Overview
What is MCP Server for Databricks Interaction?
The MCP Server for Databricks Interaction acts as an interface to a Databricks workspace, exposing tools to query and retrieve metadata about schemas, tables, table samples, and job results via MCP commands. It is built with FastMCP and uses the Databricks SDK and CLI for backend communication, targeting users who need simplified metadata retrieval through an MCP interface.
How to use MCP Server for Databricks Interaction?

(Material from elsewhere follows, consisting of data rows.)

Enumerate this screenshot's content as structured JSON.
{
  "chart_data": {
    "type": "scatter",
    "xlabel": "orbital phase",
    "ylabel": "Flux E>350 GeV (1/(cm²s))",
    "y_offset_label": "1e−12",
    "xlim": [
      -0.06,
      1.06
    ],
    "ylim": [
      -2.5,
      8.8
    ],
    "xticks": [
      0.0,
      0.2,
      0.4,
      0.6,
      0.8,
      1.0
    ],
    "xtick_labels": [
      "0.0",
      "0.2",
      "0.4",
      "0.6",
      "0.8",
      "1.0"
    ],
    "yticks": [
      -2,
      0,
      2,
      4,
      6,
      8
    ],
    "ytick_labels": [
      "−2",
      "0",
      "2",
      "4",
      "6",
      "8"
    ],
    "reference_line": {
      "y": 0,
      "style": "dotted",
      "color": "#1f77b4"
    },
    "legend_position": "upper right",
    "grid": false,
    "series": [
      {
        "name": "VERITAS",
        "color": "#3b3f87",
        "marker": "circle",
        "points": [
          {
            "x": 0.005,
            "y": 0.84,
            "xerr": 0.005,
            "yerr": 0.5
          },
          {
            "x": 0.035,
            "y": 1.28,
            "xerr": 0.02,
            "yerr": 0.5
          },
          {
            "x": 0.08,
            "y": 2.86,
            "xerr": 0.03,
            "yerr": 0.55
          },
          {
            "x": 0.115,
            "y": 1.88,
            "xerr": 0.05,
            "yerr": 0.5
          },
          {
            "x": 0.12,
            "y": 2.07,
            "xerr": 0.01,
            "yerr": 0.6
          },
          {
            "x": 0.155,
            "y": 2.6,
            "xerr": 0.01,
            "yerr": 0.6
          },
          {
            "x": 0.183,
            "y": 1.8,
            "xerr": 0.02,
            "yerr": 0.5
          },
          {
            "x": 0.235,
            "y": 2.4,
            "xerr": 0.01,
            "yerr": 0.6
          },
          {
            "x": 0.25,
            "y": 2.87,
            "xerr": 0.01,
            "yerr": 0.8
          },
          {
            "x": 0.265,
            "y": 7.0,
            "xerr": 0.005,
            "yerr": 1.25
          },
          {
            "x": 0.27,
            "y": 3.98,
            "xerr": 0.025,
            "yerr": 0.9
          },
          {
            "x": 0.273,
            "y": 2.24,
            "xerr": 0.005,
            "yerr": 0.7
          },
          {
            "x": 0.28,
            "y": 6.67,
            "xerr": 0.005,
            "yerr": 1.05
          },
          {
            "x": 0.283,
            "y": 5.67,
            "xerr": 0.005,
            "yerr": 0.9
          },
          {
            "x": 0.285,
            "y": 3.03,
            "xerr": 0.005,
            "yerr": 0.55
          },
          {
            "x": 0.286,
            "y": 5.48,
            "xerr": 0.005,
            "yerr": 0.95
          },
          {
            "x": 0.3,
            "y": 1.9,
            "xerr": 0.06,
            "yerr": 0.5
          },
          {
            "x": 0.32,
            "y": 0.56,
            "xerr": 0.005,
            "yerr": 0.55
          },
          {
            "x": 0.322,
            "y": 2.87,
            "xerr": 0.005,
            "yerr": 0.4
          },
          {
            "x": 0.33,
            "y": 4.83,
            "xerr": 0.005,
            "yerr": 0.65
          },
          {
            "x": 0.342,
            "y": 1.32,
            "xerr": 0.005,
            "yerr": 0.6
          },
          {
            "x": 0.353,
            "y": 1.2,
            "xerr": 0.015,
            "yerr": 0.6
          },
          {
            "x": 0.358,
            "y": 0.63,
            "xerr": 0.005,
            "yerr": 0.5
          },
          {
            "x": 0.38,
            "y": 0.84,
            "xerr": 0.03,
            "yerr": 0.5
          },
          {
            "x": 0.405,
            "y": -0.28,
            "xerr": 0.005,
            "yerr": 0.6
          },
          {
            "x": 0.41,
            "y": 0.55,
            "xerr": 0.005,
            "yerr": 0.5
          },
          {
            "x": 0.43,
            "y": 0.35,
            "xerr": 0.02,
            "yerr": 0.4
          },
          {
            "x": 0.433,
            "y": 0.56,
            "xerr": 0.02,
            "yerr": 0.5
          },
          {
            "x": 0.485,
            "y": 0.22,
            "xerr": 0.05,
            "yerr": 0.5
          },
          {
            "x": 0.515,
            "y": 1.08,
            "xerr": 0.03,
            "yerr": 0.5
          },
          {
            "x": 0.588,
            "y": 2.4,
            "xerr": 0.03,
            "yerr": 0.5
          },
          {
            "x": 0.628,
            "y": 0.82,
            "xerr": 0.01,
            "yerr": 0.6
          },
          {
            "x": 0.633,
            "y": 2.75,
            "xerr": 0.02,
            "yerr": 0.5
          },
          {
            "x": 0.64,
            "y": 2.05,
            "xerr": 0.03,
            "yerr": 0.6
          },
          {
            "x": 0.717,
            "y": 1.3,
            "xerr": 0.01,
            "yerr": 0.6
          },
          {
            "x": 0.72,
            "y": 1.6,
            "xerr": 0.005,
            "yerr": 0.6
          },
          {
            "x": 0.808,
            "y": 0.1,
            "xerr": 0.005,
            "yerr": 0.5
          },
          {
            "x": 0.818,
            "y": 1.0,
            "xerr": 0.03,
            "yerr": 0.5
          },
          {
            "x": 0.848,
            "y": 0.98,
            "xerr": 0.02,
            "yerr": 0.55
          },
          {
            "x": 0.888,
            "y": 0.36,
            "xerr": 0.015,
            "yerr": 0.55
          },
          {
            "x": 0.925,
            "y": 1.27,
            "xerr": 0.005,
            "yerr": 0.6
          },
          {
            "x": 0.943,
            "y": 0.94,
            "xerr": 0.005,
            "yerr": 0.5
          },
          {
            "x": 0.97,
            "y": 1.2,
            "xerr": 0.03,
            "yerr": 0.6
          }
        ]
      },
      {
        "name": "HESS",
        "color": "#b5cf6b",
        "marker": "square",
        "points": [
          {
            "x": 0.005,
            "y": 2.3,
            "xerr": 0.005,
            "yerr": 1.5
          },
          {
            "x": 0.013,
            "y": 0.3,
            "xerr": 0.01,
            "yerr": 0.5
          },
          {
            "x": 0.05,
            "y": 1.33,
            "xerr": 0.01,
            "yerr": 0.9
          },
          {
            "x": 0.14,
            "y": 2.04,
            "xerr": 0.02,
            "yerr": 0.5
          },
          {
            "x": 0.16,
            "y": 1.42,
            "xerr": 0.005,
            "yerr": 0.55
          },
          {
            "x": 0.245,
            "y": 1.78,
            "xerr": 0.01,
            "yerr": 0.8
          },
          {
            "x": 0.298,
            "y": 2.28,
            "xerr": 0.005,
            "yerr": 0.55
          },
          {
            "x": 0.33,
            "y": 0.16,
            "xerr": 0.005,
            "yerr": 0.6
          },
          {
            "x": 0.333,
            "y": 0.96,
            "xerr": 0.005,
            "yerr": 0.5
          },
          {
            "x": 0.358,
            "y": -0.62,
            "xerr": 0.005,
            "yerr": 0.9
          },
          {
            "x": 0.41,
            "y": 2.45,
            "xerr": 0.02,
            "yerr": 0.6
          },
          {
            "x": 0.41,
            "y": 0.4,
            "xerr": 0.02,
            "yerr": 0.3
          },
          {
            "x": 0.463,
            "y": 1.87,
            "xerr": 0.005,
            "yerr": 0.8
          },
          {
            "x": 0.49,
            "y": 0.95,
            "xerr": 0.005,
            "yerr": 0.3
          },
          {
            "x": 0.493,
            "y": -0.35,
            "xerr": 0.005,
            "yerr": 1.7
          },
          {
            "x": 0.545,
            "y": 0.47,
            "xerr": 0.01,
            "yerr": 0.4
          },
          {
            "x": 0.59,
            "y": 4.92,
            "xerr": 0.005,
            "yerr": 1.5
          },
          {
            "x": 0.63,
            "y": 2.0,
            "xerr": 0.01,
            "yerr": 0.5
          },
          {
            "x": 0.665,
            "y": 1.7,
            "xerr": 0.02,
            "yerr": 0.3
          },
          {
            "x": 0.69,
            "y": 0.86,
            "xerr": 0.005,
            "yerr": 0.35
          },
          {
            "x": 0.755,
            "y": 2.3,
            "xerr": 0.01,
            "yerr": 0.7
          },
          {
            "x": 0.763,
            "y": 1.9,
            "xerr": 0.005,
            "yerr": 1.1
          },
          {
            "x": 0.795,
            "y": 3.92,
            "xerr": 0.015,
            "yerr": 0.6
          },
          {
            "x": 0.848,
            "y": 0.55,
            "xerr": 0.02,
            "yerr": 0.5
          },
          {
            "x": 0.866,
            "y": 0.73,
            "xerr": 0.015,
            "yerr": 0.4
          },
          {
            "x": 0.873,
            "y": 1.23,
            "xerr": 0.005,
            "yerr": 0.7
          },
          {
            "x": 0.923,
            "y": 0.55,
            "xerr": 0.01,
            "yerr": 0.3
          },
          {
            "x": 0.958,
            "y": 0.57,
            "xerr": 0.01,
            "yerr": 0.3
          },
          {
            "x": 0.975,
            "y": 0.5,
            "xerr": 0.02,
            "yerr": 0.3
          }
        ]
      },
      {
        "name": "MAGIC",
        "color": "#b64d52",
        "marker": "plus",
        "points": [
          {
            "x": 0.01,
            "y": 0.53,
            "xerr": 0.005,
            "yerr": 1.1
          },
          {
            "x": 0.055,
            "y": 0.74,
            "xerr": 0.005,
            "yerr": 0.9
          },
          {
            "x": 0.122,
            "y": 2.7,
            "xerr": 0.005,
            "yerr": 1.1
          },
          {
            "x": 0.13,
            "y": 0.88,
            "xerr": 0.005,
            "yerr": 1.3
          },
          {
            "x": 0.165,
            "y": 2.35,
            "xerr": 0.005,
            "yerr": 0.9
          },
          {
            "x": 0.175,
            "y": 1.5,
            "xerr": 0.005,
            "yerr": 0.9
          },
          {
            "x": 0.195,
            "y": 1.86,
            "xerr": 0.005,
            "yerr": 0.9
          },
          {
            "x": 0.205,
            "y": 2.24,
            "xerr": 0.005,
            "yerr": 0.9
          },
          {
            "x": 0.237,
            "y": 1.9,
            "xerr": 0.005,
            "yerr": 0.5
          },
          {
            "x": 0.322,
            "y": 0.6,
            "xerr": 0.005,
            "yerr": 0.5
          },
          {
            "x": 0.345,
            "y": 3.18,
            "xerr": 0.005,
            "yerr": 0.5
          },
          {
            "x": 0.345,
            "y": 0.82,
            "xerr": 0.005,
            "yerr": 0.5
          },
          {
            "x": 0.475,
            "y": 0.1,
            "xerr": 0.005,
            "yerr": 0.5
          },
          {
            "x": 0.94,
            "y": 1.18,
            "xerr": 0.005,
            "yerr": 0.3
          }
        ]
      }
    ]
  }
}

Install prerequisites (Python 3.x, uv, and the latest databricks-cli from the official site), clone the repo, create a virtual environment with uv venv, run uv sync, and execute python init.py to configure the workspace URL, authenticate via OAuth, select a SQL Warehouse, and set the sample size. Then add the server to an MCP client (e.g., Cursor) by specifying the uv command with arguments pointing to main.py in the project directory.
Key features of MCP Server for Databricks Interaction
- Retrieves schemas and tables in a specified catalog
- Returns detailed table metadata with column info and sample data
- Provides schema metadata including comments and table details
- Fetches results from the latest job run (or last failed run)
- Uses Databricks CLI OAuth profile for authentication
Use cases of MCP Server for Databricks Interaction
- Explore all schemas and tables within a catalog for data discovery
- Inspect table structure, comments, and sample rows for schema understanding
- Quickly retrieve the output of the most recent Databricks job run
- Debug by filtering for the last failed run of a specific job
FAQ from MCP Server for Databricks Interaction
What are the prerequisites?
Python 3.x, uv (package installer), and the latest databricks-cli (version 0.18 from PyPI is too old; install directly from Databricks).
How is authentication handled?
The server uses a Databricks CLI profile named mcp_server_for_databricks. The init.py script initiates an OAuth login flow; the server obtains tokens via subprocess calls to databricks auth login and databricks auth token.
What MCP tools are provided?
Four tools: get_schemas(catalog), get_table_sample_tool(catalog, schema_name, table), get_schema_metadata(catalog_name, schema_name), and get_job_run_result(job_name, filter_for_failed_runs=False).
How is the connection configured?
The init.py script saves the workspace URL, selected SQL Warehouse ID/name, and sample size into a config.yaml file. The server reads this file on startup.
Can I use this server with Cursor IDE?
Yes. In Cursor Settings > Features > MCP, add a new server with command /path/to/uv and args including --directory /PATH/TO/THIS/REPO run main.py.